Bahn soll bald pünktlicher und komfortabler werden

Die Züge der Deutschen Bahn sollen vom nächsten Jahr an deutlich pünktlicher werden.

Geplant sind auch zuverlässigere Informationen für Fahrgäste, mehr WLAN und sauberere Bahnhöfe. Das sind Kernpunkte des Programms «Zukunft Bahn», das der Vorstand am Donnerstag in Berlin vorstellte.

Der Konzern befindet sich nach schwachen Ergebnissen in mehreren Geschäftsfeldern im größten Umbruch seit der Bahnreform 1994, wie es Vorstandschef Rüdiger Grube sagte. «Wir räumen auf und greifen an.» Parallel läuft ein Konzernumbau, um die Bahn effizienter zu machen.
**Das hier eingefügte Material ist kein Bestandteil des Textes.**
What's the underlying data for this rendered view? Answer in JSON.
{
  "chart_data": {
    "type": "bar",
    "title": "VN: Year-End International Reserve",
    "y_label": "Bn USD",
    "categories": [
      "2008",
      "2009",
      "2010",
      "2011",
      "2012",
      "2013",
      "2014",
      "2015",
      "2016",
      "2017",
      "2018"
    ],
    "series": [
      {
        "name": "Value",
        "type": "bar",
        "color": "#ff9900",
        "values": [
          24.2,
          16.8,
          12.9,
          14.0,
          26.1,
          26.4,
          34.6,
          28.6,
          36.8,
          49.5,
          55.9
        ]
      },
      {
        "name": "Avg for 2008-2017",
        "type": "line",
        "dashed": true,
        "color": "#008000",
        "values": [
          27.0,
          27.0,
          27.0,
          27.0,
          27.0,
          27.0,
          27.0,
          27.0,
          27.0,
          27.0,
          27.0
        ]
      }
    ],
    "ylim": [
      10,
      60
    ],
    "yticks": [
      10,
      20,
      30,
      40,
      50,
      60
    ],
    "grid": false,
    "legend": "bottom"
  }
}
Zudem soll die notleidende Güterbahn wieder auf Gewinn getrimmt werden.

Im nächsten Jahr sollen 80 Prozent der Fernzüge pünktlich sein - was bei der Bahn heißt, weniger als sechs Minuten nach der Fahrplanzeit im Bahnhof eintreffen. Heute sind es knapp 75 Prozent, langfristiges Ziel sind 85 Prozent. Regional- und Güterzüge sollen auf eine Quote von 95 Prozent kommen. Gelingt das nicht, erhalten die Vorstände weniger Geld, was der Aufsichtsrat am Mittwoch gebilligt hatte.

Mehrzeilige Gleisanzeiger und digitale Informationen für Personal und Fahrgäste sollen ab 2016 verhindern, dass Kunden widersprüchliche Angaben zu Gleiswechseln oder Wagenreihungen erhalten. Mobile Entstörungsteams sollen Toiletten und Bordrestaurants verfügbar halten.

Mit dem ICE-Informations- und Unterhaltungsportal sollen Fahrgäste ab 2016 auch ins Internet gehen können, geplant ist dies auch für Intercity-Züge. WLAN gibt es bislang für die Kunden der ersten Klasse im ICE. Bis 2020 will die Bahn ein WLAN-Netz in Fern- und Regionalzügen sowie Bahnhöfen etablieren. Im Regionalverkehr hängt dies jedoch davon ab, ob die Länder es auch bestellen.

Gleichzeitig werden Doppelstrukturen im Konzern abgebaut und die Zentrale verschlankt. Hierzu soll der Aufsichtsrat am 8. Februar zu einer Sondersitzung zusammentreffen.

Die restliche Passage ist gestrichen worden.